Black Harvest, c'est déjà un très beau titre : la récolte noire. Noire comme les grains de café noircis quand on les récolte trop tardivement et qu'ils pourrissent. Noire comme la colère et point d'orgue d'un schéma d'exploitation capitaliste. Noire comme les membres de la tribu ganiga qui sont employés comme des esclaves. Et enfin noire comme la guerre tribale qui éclatera au cours du tournage du documentaire entre tribus rivales.
Troisième volet de la trilogie papoue réalisée par Bob Connolly et Robin Anderson, troisième temps dans l'histoire de la colonisation de cette région de Papouasie-Nouvelle-Guinée qui n'avait jamais eu de contact avec le monde extérieur jusque dans les années 1930 (racontée dans le premier film, First Contact, 1983) et qui avait ensuite suivi le parcours presque méthodique de la prédation capitaliste au travers du fils métis d'une Ganiga et d'un colon blanc, Joe, et de ses plantations de café (l'objet de Les Voisins de Joe Leahy, 1989). Black Harvest présentera quant à lui un troisième aspect de cette histoire de colonisation s'étalant sur un petit siècle, sans doute le plus dur : l'onde de choc provoquée par la chute du cours du café à la bourse mondiale et ses répercussions dramatiques sur toute une communauté papoue.
Connolly et Anderson avaient prévu de revenir quelques années après la fin du tournage de Joe Leahy's Neighbours, pour suivre les promesses de Joe qui avait exploité de manière acharnée des centaines de Ganigas en leur promettant qu'ils accèderaient à la fortune eux aussi, comme lui, s'ils se tuaient à la tâche comme il le leur demandait pendant toutes ces années. Quand les documentaristes australiens revinrent, ce fut l'exact opposé qui arriva : le cours du café en chute libre poussa Joe à exploiter toute la tribu encore davantage, en réduisant toujours plus les coûts (c'est-à-dire en demandant à ses congénères de travailler presque gratuitement aussi longtemps qu'il le faudra). L'exploitation ne connaît aucune limite, mais visiblement les Ganigas avaient atteint leur seuil de tolérance et des actes de rébellion commencèrent à bourgeonner. Les réalisateurs adaptèrent les conditions de tournage aux événements particulièrement intense en restant vivre sur place pendant une année complète.

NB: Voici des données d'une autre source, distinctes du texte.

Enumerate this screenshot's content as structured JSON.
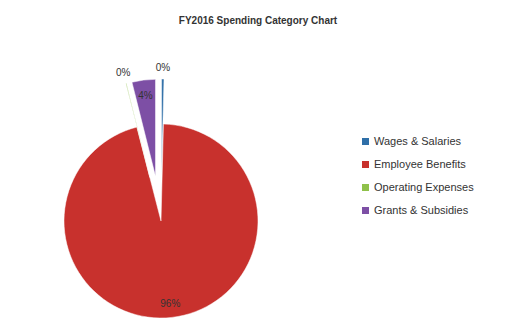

Et pour cause : en plus de la situation proprement incroyable relevant du cas d'école en économie, sociologie, ethnographie et anthropologie, un autre facteur s'est glissé dans le chaos. Une guerre tribale éclata entre plusieurs tribus ennemies, générant des alliances ponctuelles et bouleversant totalement les équilibres et les dynamiques préexistantes. Pendant ce temps, les femmes explosent : "on leur remplit le ventre pour qu'ils aillent se battre" dira l'une d'entre elles. Black Harvest donne ainsi à voir des scènes d'affrontements littéralement extraordinaires, capturées sur le vif. Mais c'est aussi l'occasion de voir comment Joe s'est associé avec le chef ganiga de la tribu, Popina Mai, dans le seul but d'étendre son emprise et son entreprise d'exploitation — en faisant de lui un sous-chef, l'horreur absolue. On apprend en marge des événements que la police locale a interdit aux hôpitaux de prendre en charge les blessés de cette guerre de clans (en faisant payer 100 dollars, une somme exorbitante pour eux, pour toute flèche enfoncée à enlever). Une scène d'opération chirurgicale maison passe difficilement, on se souviendra longtemps du "Détends-toi, tu es entre des mains expertes" tandis qu'on lui charcute la jambe. On apprend aussi que les réalisateurs, après avoir payé la somme pour sauver la vie d'un blessé ganiga, se trouvèrent menacés par les tribus ennemies — leur maison fut brûlée, un ami ganiga proche tué, et leur nom inscrit sur une liste de gens à abattre.
Black Harvest clôt cette trilogie monumentale avec une intensité féroce, et scelle un chapitre d'une valeur documentaire inestimable sur les interactions entre deux mondes. Le monde des Papous et le monde de l'économie de marché. Un documentaire qui permet de voir un travailleur ganiga, exploité pendant près d'une dizaine d'années, se faire expliquer les lois terribles de la mondialisation dans une banque. De nombreuses séquences de débat entre plusieurs groupes, avec des façons inimitables de parler / crier. Ou encore une guerre tribale à grande échelle avec des guerriers armés d'arcs et de flèches (on repense à Dead Birds de Robert Gardner, 1963), alors que le sujet initial était quand même un film traitant du café. Et finalement la chute d'un homme pris en étau entre deux cultures, entre l'ancien et le moderne, après avoir cherché à tirer profit des deux. Je vois difficilement comment une fiction aurait pu faire plus explicite et démonstratif.